- ustacks - The unique stacks program will take as input a set of
short-read sequences and align them into exactly-matching stacks. Comparing the stacks it will
form a set of loci and detect SNPs at each locus using a maximum likelihood.
- pstacks - Similar to ustacks, except this program will extract stacks
that have been aligned to a reference genome by a program such as
Bowtie or GSnap and identify SNPs. These
stacks can then be processed with cstacks or sstacks.
- cstacks - A catalog can be built from any set of samples processed
by the ustacks program. It will create a set of consensus loci, merging alleles together. In the case
of a genetic cross, a catalog would be constructed from the parents of the cross to create a set of
all possible alleles expected in the progeny of the cross.
- sstacks - Sets of stacks constructed by the ustacks program can be
searched against a catalog produced by the cstacks program. In the case of a genetic map, stacks
from the progeny would be matched against the catalog to determine which progeny contain which
- genotypes - exports Stacks data as a set of observed haplotypes, or with the haplotypes
encoded into genotypes, in either a generic format or for a particular program such as JoinMap or R/QTL. It also provides
methods for making automated corrections to certain types of loci.
- populations - This program will be executed in place of the exisiting genotypes
program when a population is being processed through the pipeline. The populations program will output site level SNP calls (in VCF format)
and will compute summary statistics such as Pi, Fis, and Fst.
- process_radtags - examines raw reads from an Illumina sequencing run and first,
checks that the barcode and the RAD cutsite are intact (correcting minor errors). Second, it slides a window down
the length of the read and checks the average quality score within the window. If the score drops below 90%
probability of being correct, the read is discarded.
- process_shortreads - performs the same task as process_radtags for fast cleaning of randomly
sheared genomic or transcriptomic data.
- clone_filter - take a set of paired-end reads and reduce them according to PCR clones
(a PCR clone is a pair of reads that match exactly, while paried-end reads from two different DNA molecules will nearly
always be slightly different lengths).
- kmer_filter - allows paired or single-end reads to be filtered according to the number or
rare or abundant kmers they contain. Useful for both RAD datasets as well as randomly sheared genomic or transcriptomic data.

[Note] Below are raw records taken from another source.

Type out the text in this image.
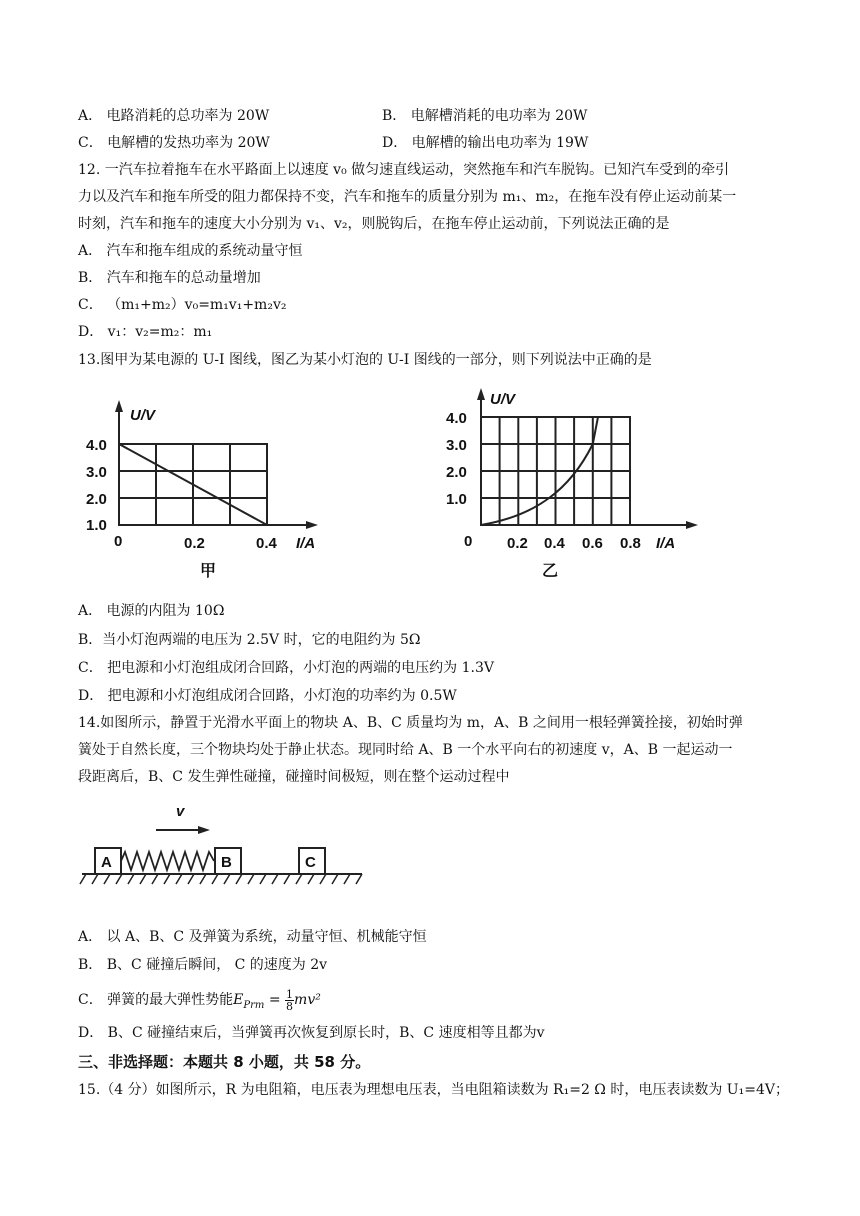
A． 电路消耗的总功率为 20W	B． 电解槽消耗的电功率为 20W
C． 电解槽的发热功率为 20W	D． 电解槽的输出电功率为 19W
12. 一汽车拉着拖车在水平路面上以速度 v₀ 做匀速直线运动，突然拖车和汽车脱钩。已知汽车受到的牵引
力以及汽车和拖车所受的阻力都保持不变，汽车和拖车的质量分别为 m₁、m₂，在拖车没有停止运动前某一
时刻，汽车和拖车的速度大小分别为 v₁、v₂，则脱钩后，在拖车停止运动前，下列说法正确的是
A． 汽车和拖车组成的系统动量守恒
B． 汽车和拖车的总动量增加
C． （m₁+m₂）v₀=m₁v₁+m₂v₂
D． v₁：v₂=m₂：m₁
13.图甲为某电源的 U-I 图线，图乙为某小灯泡的 U-I 图线的一部分，则下列说法中正确的是
U/V
4.0
3.0
2.0
1.0
0	0.2	0.4 I/A
甲
U/V
4.0
3.0
2.0
1.0
0 0.2 0.4 0.6 0.8 I/A
乙
A． 电源的内阻为 10Ω
B．当小灯泡两端的电压为 2.5V 时，它的电阻约为 5Ω
C． 把电源和小灯泡组成闭合回路，小灯泡的两端的电压约为 1.3V
D． 把电源和小灯泡组成闭合回路，小灯泡的功率约为 0.5W
14.如图所示，静置于光滑水平面上的物块 A、B、C 质量均为 m，A、B 之间用一根轻弹簧拴接，初始时弹
簧处于自然长度，三个物块均处于静止状态。现同时给 A、B 一个水平向右的初速度 v，A、B 一起运动一
段距离后，B、C 发生弹性碰撞，碰撞时间极短，则在整个运动过程中
v
A	B	C
A． 以 A、B、C 及弹簧为系统，动量守恒、机械能守恒
B． B、C 碰撞后瞬间， C 的速度为 2v
C． 弹簧的最大弹性势能$E_{Prm} = \frac{1}{8} mv^2$
D． B、C 碰撞结束后，当弹簧再次恢复到原长时，B、C 速度相等且都为v
三、非选择题：本题共 8 小题，共 58 分。
15.（4 分）如图所示，R 为电阻箱，电压表为理想电压表，当电阻箱读数为 R₁=2 Ω 时，电压表读数为 U₁=4V；
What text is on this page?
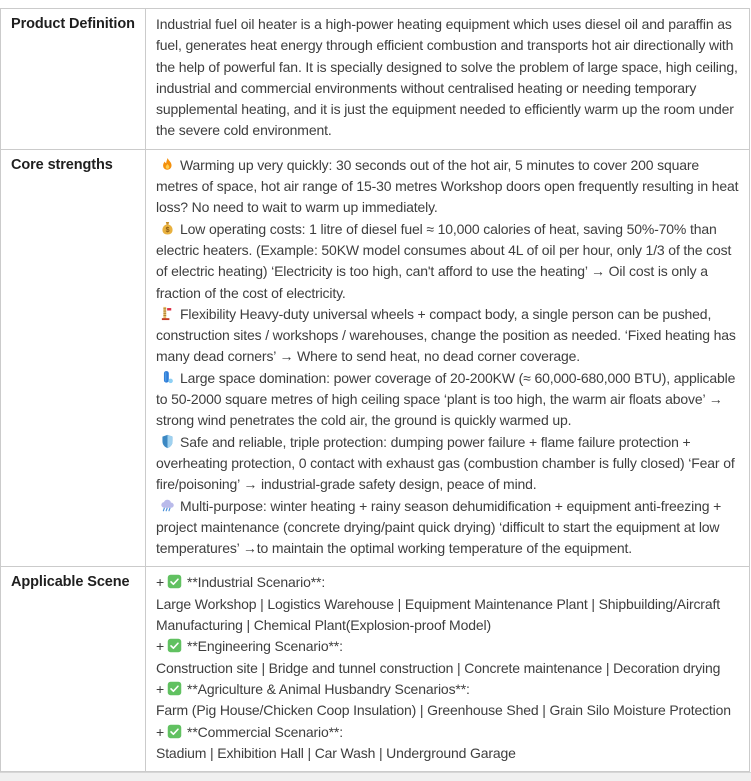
Product Definition	Industrial fuel oil heater is a high-power heating equipment which uses diesel oil and paraffin as fuel, generates heat energy through efficient combustion and transports hot air directionally with the help of powerful fan. It is specially designed to solve the problem of large space, high ceiling, industrial and commercial environments without centralised heating or needing temporary supplemental heating, and it is just the equipment needed to efficiently warm up the room under the severe cold environment.

Core strengths	Warming up very quickly: 30 seconds out of the hot air, 5 minutes to cover 200 square metres of space, hot air range of 15-30 metres Workshop doors open frequently resulting in heat loss? No need to wait to warm up immediately.

$ Low operating costs: 1 litre of diesel fuel ≈ 10,000 calories of heat, saving 50%-70% than electric heaters. (Example: 50KW model consumes about 4L of oil per hour, only 1/3 of the cost of electric heating) ‘Electricity is too high, can't afford to use the heating’ → Oil cost is only a fraction of the cost of electricity.

Flexibility Heavy-duty universal wheels + compact body, a single person can be pushed, construction sites / workshops / warehouses, change the position as needed. ‘Fixed heating has many dead corners’ → Where to send heat, no dead corner coverage.

Large space domination: power coverage of 20-200KW (≈ 60,000-680,000 BTU), applicable to 50-2000 square metres of high ceiling space ‘plant is too high, the warm air floats above’ → strong wind penetrates the cold air, the ground is quickly warmed up.

Safe and reliable, triple protection: dumping power failure + flame failure protection + overheating protection, 0 contact with exhaust gas (combustion chamber is fully closed) ‘Fear of fire/poisoning’ → industrial-grade safety design, peace of mind.

Multi-purpose: winter heating + rainy season dehumidification + equipment anti-freezing + project maintenance (concrete drying/paint quick drying) ‘difficult to start the equipment at low temperatures’ →to maintain the optimal working temperature of the equipment.

Applicable Scene	+ **Industrial Scenario**:

Large Workshop | Logistics Warehouse | Equipment Maintenance Plant | Shipbuilding/Aircraft Manufacturing | Chemical Plant(Explosion-proof Model)

+ **Engineering Scenario**:

Construction site | Bridge and tunnel construction | Concrete maintenance | Decoration drying

+ **Agriculture & Animal Husbandry Scenarios**:

Farm (Pig House/Chicken Coop Insulation) | Greenhouse Shed | Grain Silo Moisture Protection

+ **Commercial Scenario**:

Stadium | Exhibition Hall | Car Wash | Underground Garage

- denovo_map.pl - executes each of the stacks components to create a genetic linkage map, or
to identify the alleles in a free-standing population. It also handles uploading data to the database.
- ref_map.pl - takes reference-aligned input data and executes each of the stacks components,
using the reference alignment to form stacks, and identifies alleles. Can be used in a genetic map of a free-standing
population. It also handles uploading data to the database.
- load_radtags.pl - takes a set of data produced by either the denovo_map.pl
or ref_map.pl progams (or produced by hand) and loads it into the database. This allows the data
to be generated on one computer, but loaded from another. Or, for a database to be regenerated without re-executing the pipeline.
- index_radtags.pl - indexes the database to speed execution in the web interface
after all of the data has been loaded.
- export_sql.pl - provides for the export of all of the Stacks data in a compact form. For
each locus, the script reports the consensus sequence, the number of parents and progeny that Stacks could find the locus
in, the number of SNPs found at that locus and a listing of the individual SNPs and the observed alleles, followed by
the particular allele observed in each individual. The script allows you to specify a number of filters to the data.
- sort_read_pairs.pl - collates paired-end sequences for each catalog locus.
- exec_velvet.pl - executes Velvet on the collated set of reads for each catalog locus.